The government’s ban on tenant fees is good for business and will strengthen the relationship between landlords and tenants, according to one letting agent based in Scotland.
DJ Alexander Ltd, one of the largest family-run property management businesses north of the border, believes that charging tenants administration fees is both unnecessary and bad for business.
The company, headed up by brothers David and John Alexander, believes that the experience of the Scottish market means that Scotland could be the model for future letting in the rest of the UK.
The regulations in the forthcoming Tenants Fees Bill in England and Wales have been in place in Scotland since 2012; the no fault grounds for eviction notices no longer exist in Scotland; and the Scottish government recently introduced much greater security of tenure for tenants.
David Alexander, joint managing director of Apropos by DJ Alexander Ltd, said: “In many ways Scotland has led the way in improving the rights of tenants and changing the relationship between landlord and tenant. Too often this relationship has been confrontational and divisive with each side pitted against the other. Rather than resolve any disputes or problems the attitudes and the regulations seem to be established to dispose of any complaint by a tenant rather than address it.”
“The Tenants Fees Bill simply rights a flawed piece of legislation that allowed unwarranted and unfair charges to develop under the camouflage of ‘administration expenses’ often with little or no explanation of what these were for or why they were being applied. With many letting agents operating a business model where such charges account for a quarter to a third of income it is clear that they were not motivated to end these charges, reduce their levels, or to have them examined in too much detail.”

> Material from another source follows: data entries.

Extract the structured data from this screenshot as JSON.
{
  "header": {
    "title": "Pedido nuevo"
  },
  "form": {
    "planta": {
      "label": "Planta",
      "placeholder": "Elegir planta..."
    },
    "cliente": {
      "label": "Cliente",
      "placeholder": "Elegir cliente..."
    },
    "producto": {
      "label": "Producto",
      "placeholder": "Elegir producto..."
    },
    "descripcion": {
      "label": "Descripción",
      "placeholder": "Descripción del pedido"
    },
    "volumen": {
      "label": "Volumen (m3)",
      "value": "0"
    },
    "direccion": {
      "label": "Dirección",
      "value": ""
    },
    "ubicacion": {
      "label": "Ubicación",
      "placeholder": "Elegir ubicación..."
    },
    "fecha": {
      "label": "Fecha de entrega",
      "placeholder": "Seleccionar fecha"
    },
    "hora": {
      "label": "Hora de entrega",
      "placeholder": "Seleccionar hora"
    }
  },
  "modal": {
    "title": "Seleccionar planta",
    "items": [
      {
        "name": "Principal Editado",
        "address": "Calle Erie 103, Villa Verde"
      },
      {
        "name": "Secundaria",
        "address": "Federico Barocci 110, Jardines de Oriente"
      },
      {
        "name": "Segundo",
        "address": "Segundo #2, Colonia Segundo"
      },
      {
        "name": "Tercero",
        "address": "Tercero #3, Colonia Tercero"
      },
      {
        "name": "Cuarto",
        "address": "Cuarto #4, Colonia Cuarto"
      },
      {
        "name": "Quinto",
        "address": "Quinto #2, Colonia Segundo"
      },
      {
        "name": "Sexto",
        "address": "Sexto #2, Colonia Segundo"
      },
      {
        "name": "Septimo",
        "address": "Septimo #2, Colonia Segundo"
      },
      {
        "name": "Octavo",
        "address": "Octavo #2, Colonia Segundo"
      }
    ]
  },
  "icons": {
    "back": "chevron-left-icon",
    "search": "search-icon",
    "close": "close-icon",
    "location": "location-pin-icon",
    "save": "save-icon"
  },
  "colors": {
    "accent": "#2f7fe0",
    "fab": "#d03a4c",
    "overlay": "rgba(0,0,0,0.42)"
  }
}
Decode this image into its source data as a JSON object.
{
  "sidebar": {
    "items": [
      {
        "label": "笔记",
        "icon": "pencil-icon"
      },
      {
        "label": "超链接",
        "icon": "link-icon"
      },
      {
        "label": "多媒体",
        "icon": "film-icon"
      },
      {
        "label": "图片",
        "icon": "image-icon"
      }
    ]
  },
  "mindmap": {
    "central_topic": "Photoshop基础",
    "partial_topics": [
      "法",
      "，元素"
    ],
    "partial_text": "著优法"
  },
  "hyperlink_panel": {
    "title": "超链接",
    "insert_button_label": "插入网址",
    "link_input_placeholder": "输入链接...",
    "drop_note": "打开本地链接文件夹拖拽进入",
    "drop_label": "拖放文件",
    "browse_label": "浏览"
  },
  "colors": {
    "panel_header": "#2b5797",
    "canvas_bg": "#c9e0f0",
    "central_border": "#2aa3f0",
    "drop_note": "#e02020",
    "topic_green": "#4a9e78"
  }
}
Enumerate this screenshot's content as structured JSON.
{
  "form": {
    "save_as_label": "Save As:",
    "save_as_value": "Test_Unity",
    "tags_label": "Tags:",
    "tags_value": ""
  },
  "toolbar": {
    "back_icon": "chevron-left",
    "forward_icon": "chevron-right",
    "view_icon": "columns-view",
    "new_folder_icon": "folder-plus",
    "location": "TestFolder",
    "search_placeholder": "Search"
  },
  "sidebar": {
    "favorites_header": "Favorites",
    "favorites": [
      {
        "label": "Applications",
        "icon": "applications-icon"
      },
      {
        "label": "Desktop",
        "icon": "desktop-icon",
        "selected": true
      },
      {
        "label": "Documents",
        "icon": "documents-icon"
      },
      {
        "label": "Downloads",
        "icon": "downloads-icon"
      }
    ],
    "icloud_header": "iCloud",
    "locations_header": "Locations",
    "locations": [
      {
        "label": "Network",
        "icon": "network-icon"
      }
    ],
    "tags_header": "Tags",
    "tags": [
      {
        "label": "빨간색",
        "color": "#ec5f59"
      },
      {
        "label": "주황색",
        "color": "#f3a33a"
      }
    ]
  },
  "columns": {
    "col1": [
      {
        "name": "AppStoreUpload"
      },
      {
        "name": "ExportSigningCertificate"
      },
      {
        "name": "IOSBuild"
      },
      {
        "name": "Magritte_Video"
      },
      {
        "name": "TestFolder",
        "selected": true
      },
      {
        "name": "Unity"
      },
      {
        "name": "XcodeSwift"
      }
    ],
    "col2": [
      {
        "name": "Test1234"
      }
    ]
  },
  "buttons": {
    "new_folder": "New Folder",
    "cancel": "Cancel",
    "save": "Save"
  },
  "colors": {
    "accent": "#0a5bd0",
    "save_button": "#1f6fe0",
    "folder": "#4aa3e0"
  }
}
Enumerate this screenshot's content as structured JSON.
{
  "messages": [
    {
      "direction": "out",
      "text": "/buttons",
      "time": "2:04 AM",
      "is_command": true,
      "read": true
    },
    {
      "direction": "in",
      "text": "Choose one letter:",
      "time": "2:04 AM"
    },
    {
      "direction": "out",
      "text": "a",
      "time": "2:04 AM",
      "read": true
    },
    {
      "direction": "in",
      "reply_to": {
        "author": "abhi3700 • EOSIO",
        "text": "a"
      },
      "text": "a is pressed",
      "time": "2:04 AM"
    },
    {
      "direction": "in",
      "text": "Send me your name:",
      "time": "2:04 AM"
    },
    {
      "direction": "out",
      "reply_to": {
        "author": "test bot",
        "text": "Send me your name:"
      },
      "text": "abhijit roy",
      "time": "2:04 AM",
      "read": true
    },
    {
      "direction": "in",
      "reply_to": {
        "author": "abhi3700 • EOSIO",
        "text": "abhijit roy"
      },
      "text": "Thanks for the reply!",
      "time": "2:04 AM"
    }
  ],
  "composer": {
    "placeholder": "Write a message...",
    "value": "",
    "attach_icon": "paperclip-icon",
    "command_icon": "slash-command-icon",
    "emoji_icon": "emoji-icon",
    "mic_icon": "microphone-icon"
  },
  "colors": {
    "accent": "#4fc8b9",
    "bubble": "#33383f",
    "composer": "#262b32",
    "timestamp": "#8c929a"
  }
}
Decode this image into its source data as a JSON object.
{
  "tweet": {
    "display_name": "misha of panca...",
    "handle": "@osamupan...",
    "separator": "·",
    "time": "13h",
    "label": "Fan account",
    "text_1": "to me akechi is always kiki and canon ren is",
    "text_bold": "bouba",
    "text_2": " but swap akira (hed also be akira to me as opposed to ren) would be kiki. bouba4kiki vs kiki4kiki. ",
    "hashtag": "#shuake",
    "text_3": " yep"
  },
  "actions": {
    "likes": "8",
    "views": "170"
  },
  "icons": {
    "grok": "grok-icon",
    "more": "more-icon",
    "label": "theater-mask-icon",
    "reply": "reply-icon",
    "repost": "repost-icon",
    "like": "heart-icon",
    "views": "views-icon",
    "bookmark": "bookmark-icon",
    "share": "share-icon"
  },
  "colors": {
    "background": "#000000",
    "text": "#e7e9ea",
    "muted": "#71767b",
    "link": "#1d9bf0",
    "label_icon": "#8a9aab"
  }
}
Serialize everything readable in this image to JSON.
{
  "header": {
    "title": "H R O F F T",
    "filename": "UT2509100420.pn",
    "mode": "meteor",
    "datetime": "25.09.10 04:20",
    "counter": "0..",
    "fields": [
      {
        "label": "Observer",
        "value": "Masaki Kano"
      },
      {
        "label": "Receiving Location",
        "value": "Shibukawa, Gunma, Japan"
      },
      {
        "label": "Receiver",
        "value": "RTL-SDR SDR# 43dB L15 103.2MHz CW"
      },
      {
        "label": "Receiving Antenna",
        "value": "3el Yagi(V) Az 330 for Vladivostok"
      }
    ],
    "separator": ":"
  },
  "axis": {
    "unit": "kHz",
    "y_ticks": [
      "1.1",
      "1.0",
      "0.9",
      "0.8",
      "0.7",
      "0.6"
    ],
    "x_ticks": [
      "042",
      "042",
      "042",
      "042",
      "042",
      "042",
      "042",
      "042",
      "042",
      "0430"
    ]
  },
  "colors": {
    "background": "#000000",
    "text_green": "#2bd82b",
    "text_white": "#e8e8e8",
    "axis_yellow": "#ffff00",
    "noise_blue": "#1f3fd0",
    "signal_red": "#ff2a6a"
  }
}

John Alexander believes that the ban on the fees will result in higher fees for landlords, which will concern many buy-to-let investors.
He commented: “When these charges were ended in 2012, and they were never as substantial a part of the Scottish market as they have been in England and Wales, there were doom-mongers who predicted the end of the lettings market. But this did not happen, the market adapted, landlords were charged more, but the best agents and the best landlords adapted and realised that this was fairer for the tenant and, in the long term, created a better relationship between the two.”
“Equally the ending of the no faults ground for eviction notices and introducing much greater security of tenure for tenants was feared by some in the property market as a sign of them losing control. On the contrary it gives agents, landlords and tenants the opportunity to develop a relationship built on trust, on fairness, and on developing a long-term relationship to their mutual benefit.”